Юные орденоносцы - Жариков Андрей Дмитриевич. Страница 21
— Пришел? И револьвер принес? Молодец. Ну, как там дома?
Сестра засыпала брата вопросами и радовалась от души, что все пока благополучно. А когда Ваня рассказывал, как били отца, она помрачнела, закрыла ладонью глаза и сказала лишь одно слово: «Гадюки!».
Но оказалось, что Лена лишь ненадолго у партизан. Основное ее место в разведке 21-й армии.
Зачислили Ваню в отряд, вручили самозарядную винтовку и в первую же ночь — на пост. На базе осталось мало бойцов. Большая группа товарищей ушла вместе с Леной далеко в тыл. На этот раз она получила задание разведать в районе Мурома расположение танковых резервов гитлеровцев и сообщить об этом командованию 21-й армии.

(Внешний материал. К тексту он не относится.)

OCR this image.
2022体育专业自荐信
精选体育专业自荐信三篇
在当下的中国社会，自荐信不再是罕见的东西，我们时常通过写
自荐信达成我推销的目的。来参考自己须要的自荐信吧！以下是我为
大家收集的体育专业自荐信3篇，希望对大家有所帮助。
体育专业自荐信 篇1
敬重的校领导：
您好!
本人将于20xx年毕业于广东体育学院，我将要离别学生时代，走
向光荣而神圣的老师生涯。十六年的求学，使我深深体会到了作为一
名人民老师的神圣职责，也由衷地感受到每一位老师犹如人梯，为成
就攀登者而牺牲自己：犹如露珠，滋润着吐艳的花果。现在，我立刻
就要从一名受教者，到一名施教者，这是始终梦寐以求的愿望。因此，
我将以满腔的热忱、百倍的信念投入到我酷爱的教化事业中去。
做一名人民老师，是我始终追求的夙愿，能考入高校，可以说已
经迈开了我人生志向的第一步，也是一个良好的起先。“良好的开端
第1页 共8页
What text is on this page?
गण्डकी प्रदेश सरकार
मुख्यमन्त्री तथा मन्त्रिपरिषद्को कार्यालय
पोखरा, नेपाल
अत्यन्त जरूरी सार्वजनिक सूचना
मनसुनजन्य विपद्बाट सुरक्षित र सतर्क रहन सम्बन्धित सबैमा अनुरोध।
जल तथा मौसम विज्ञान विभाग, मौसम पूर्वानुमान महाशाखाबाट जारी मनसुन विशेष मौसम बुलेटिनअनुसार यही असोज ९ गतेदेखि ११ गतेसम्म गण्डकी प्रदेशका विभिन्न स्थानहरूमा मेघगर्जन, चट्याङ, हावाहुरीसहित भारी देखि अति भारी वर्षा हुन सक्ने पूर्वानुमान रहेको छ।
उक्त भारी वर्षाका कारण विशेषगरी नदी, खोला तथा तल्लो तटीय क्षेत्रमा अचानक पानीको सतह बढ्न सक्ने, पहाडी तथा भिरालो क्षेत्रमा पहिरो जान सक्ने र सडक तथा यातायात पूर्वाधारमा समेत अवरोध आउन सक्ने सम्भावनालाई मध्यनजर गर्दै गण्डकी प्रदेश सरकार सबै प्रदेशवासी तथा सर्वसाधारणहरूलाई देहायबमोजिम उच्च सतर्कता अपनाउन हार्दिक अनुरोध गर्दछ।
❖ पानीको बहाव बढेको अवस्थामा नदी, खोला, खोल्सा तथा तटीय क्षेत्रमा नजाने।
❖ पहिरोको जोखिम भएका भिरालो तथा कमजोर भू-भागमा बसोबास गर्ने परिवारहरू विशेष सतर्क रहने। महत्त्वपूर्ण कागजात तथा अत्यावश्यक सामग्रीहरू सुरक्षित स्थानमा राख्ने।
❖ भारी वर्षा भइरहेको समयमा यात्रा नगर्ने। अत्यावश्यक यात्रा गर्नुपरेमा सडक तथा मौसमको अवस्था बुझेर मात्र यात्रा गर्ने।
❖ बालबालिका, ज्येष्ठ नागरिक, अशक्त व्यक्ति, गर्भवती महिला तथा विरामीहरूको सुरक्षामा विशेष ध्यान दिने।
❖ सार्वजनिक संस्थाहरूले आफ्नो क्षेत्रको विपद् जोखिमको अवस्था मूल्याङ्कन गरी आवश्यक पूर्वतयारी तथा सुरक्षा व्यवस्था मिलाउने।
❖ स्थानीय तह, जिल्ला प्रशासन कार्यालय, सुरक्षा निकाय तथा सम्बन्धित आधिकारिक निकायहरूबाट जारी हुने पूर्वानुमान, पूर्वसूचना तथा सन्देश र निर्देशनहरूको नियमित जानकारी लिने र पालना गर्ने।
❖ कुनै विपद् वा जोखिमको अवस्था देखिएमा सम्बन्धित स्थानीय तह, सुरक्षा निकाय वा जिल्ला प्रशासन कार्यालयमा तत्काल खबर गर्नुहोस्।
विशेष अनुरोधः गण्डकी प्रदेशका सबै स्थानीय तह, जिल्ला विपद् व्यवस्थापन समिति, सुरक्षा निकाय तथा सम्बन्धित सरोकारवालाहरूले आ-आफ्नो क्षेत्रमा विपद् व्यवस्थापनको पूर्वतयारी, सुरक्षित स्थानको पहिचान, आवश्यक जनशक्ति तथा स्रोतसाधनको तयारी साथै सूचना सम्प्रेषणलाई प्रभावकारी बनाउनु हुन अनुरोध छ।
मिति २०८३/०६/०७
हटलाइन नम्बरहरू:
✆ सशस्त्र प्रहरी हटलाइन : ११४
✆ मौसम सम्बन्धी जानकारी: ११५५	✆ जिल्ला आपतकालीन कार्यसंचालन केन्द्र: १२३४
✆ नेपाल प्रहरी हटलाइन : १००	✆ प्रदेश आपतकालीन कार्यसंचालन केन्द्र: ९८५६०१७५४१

Это была последняя встреча Вани с Леной.
Подробности предсмертных дней коммунистки, разведчицы Лены Выродовой (Литвиновой по мужу) не известны и поныне. Лишь немногое удалось узнать от людей, которые видали Лену живой и мертвой в муромском лесу.
Из документов архива Министерства обороны теперь ясно, что разведчица, успешно выполнив задание командования 21-й армии, снова отправилась в тыл врага. В морозную, зимнюю ночь она зашла на кордон в урочище «Изрог» между селами Муромом и Заборовкой.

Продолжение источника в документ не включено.